The schema permits three states (`active`, `succeeded`, `failed`) but `ingest_events` only writes `succeeded` and `failed`. `active` has no producer today — see Gaps below.
### `sh` table
All columns (`run_id`, `job_id`, `started_at_ms`, `finished_at_ms`, `exit_code`, `cmd`) are written by `Run::ingest_events` (pass 2) and read by the web detail view. All live.
## Gaps
States the schema admits — or `CI.md` commits to — that no code path produces today:
| Gap | Schema/spec | Producer needed |
| --- | --- | --- |
| Job `active` rows during execution | Schema-allowed | `ingest_events` inserts one row per job at JobFinished time. While `quire-ci` is running, the `jobs` table has nothing for this run. Live UI of "currently running job" needs an active-row writer — either eager ingest, or a separate writer inside `quire-ci`. |
| Job `skipped` outcome for dependents of a failed job | Tracked in ranger `wwpxzuvq` | `quire-ci`'s loop `break`s on first failure and emits no events for downstream jobs.
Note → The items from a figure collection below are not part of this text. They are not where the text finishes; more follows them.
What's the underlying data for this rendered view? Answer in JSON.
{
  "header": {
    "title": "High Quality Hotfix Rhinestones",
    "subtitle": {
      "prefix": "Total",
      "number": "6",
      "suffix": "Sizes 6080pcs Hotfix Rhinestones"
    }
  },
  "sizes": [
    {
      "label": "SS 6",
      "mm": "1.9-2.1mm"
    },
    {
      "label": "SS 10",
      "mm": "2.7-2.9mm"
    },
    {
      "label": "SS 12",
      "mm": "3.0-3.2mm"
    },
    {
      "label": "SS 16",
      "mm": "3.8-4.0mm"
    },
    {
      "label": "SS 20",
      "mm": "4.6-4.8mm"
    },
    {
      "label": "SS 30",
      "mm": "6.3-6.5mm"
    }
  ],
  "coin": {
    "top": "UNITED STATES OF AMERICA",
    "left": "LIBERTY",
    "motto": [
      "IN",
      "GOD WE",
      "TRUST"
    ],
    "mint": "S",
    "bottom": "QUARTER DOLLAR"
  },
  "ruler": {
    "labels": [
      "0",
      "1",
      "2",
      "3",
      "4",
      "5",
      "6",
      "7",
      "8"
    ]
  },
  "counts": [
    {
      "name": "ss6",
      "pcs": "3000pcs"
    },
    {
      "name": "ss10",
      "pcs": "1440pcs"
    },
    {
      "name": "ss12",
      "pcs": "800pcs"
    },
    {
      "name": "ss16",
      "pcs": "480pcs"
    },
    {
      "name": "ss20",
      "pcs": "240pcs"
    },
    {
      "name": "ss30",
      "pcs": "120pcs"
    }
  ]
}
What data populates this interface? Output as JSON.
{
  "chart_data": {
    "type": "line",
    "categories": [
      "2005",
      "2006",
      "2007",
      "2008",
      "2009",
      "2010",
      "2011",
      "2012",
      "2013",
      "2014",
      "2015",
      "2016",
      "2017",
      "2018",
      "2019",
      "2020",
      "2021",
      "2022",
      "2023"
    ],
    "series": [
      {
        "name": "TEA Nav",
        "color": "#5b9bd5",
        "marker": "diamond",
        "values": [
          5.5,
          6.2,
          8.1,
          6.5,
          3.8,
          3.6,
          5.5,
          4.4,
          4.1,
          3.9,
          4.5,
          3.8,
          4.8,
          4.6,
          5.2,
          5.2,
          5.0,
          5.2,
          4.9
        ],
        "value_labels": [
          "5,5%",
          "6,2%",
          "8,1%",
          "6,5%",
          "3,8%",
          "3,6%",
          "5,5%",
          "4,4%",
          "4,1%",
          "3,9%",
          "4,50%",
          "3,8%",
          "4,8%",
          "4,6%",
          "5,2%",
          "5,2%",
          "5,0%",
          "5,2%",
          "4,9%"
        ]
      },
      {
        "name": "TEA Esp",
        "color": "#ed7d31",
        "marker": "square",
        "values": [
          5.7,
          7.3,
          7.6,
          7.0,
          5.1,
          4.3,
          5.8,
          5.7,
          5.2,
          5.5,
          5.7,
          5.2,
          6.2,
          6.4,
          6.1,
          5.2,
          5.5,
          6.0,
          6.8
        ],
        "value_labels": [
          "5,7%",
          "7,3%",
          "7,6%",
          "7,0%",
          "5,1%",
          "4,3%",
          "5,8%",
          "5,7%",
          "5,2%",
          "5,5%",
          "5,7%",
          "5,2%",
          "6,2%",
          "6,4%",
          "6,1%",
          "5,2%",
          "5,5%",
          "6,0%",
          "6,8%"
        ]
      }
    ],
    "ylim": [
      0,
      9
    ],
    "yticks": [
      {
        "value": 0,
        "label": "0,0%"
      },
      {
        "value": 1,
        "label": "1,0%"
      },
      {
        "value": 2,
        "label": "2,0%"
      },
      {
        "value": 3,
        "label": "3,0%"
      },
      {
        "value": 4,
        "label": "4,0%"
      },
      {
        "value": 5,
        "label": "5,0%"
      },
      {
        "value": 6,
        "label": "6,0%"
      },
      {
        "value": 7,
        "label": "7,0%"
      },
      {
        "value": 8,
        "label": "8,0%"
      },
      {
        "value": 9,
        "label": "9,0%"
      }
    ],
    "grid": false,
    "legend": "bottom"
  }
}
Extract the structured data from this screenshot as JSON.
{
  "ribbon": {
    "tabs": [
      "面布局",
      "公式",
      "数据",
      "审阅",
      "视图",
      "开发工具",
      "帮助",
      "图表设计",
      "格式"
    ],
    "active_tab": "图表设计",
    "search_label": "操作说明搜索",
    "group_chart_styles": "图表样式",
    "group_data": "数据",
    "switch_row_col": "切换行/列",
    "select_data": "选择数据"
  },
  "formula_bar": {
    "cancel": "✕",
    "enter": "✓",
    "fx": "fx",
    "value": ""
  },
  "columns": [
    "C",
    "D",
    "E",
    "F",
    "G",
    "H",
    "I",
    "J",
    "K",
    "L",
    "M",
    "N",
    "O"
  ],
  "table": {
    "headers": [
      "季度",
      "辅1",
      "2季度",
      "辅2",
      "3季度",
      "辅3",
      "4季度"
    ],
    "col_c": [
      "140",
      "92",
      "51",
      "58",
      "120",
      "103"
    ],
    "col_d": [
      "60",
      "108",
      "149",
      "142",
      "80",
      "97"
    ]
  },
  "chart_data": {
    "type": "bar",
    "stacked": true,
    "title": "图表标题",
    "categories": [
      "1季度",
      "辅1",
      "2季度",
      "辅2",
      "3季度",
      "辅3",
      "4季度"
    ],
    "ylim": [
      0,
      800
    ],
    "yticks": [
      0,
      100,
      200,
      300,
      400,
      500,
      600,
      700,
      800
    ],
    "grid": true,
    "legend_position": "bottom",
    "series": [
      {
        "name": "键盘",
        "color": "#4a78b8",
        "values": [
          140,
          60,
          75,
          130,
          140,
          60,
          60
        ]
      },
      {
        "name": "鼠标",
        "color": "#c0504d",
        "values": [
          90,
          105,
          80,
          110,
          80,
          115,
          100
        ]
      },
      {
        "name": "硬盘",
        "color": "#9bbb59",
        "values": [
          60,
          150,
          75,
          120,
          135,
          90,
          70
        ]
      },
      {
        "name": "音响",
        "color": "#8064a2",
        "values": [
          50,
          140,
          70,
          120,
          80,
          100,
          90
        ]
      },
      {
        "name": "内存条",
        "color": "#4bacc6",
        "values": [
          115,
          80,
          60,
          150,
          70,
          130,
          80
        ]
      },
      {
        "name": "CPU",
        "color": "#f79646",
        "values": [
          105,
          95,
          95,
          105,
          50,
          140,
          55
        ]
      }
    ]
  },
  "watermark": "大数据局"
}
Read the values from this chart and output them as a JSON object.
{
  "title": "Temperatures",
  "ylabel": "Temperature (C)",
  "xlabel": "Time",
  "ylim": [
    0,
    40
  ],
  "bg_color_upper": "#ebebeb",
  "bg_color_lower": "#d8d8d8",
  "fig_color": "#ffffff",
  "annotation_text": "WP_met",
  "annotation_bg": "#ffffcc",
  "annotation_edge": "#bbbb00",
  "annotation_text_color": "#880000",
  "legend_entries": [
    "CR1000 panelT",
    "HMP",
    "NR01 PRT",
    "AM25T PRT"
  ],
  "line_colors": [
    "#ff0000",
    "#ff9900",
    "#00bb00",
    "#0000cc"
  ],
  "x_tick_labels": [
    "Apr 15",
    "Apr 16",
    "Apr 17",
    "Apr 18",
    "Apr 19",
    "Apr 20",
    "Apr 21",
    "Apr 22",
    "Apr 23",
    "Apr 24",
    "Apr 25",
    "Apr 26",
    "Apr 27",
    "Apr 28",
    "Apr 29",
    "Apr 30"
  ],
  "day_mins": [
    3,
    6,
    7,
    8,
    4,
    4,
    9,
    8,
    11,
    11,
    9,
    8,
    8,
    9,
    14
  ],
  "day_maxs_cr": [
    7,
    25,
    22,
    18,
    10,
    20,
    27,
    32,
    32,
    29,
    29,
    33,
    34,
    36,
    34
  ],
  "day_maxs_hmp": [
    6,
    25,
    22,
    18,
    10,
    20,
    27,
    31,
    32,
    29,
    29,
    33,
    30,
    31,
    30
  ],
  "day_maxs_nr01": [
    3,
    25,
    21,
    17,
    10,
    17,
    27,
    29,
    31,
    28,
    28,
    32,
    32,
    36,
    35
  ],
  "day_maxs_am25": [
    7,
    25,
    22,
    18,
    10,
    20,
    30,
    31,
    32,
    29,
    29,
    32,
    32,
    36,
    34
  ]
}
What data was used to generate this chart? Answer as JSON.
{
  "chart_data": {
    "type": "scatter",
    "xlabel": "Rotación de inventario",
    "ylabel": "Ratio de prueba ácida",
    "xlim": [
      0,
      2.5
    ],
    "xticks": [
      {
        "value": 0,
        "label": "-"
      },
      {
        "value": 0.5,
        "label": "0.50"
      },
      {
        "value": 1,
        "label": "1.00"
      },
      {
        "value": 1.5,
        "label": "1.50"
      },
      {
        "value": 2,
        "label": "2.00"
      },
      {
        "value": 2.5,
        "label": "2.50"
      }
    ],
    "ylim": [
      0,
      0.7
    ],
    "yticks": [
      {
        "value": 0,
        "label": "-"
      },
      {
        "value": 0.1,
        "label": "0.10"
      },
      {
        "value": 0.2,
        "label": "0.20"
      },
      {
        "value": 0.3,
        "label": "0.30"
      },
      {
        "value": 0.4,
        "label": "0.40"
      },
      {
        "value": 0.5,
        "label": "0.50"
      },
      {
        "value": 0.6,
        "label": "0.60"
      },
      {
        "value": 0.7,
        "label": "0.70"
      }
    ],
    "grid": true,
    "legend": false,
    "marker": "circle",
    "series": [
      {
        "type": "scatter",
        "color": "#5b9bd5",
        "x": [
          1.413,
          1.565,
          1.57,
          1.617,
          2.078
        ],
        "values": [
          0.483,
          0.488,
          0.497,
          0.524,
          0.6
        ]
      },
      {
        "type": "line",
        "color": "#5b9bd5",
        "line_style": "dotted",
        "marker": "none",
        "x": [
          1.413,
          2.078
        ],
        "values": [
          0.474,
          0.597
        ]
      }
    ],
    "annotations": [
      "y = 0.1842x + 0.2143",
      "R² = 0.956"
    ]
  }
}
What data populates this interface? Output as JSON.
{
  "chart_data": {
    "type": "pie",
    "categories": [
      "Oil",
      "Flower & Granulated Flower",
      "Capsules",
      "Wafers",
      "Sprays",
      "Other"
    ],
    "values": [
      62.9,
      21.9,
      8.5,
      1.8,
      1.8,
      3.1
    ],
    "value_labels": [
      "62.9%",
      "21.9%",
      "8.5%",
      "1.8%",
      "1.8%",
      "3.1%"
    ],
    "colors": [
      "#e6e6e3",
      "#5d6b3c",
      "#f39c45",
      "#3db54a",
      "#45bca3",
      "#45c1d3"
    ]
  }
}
Would need `skipped` re-added to the jobs CHECK constraint; producer would emit `JobSkipped` events from `quire-ci` or compute them in the ingester from the pipeline graph. |
| `:allow-failure` job flag | Documented in `CI.md` as v1 | Not implemented anywhere in `quire-core`, `quire-ci`, or `quire-server`. The structural validator doesn't recognize the key; the executor treats every job error as fatal. |
| Queue + Notify wakeup | `CI.md` "Communication" section | `trigger` runs synchronously on the listener task. No queue scan, no Notify, no separate runner task. |
## Cross-references
* Architecture and rationale: [`CI.md`](./CI.md).
* Pipeline DSL: [`CI-FENNEL.md`](./CI-FENNEL.md).
* DB shape: [`quire-server/migrations/0001_initial.sql`](../quire-server/migrations/0001_initial.sql).
* Code: `quire-server/src/ci/run.rs`, `quire-server/src/ci/mod.rs`, `quire-core/src/ci/event.rs`, `quire-ci/src/main.rs`.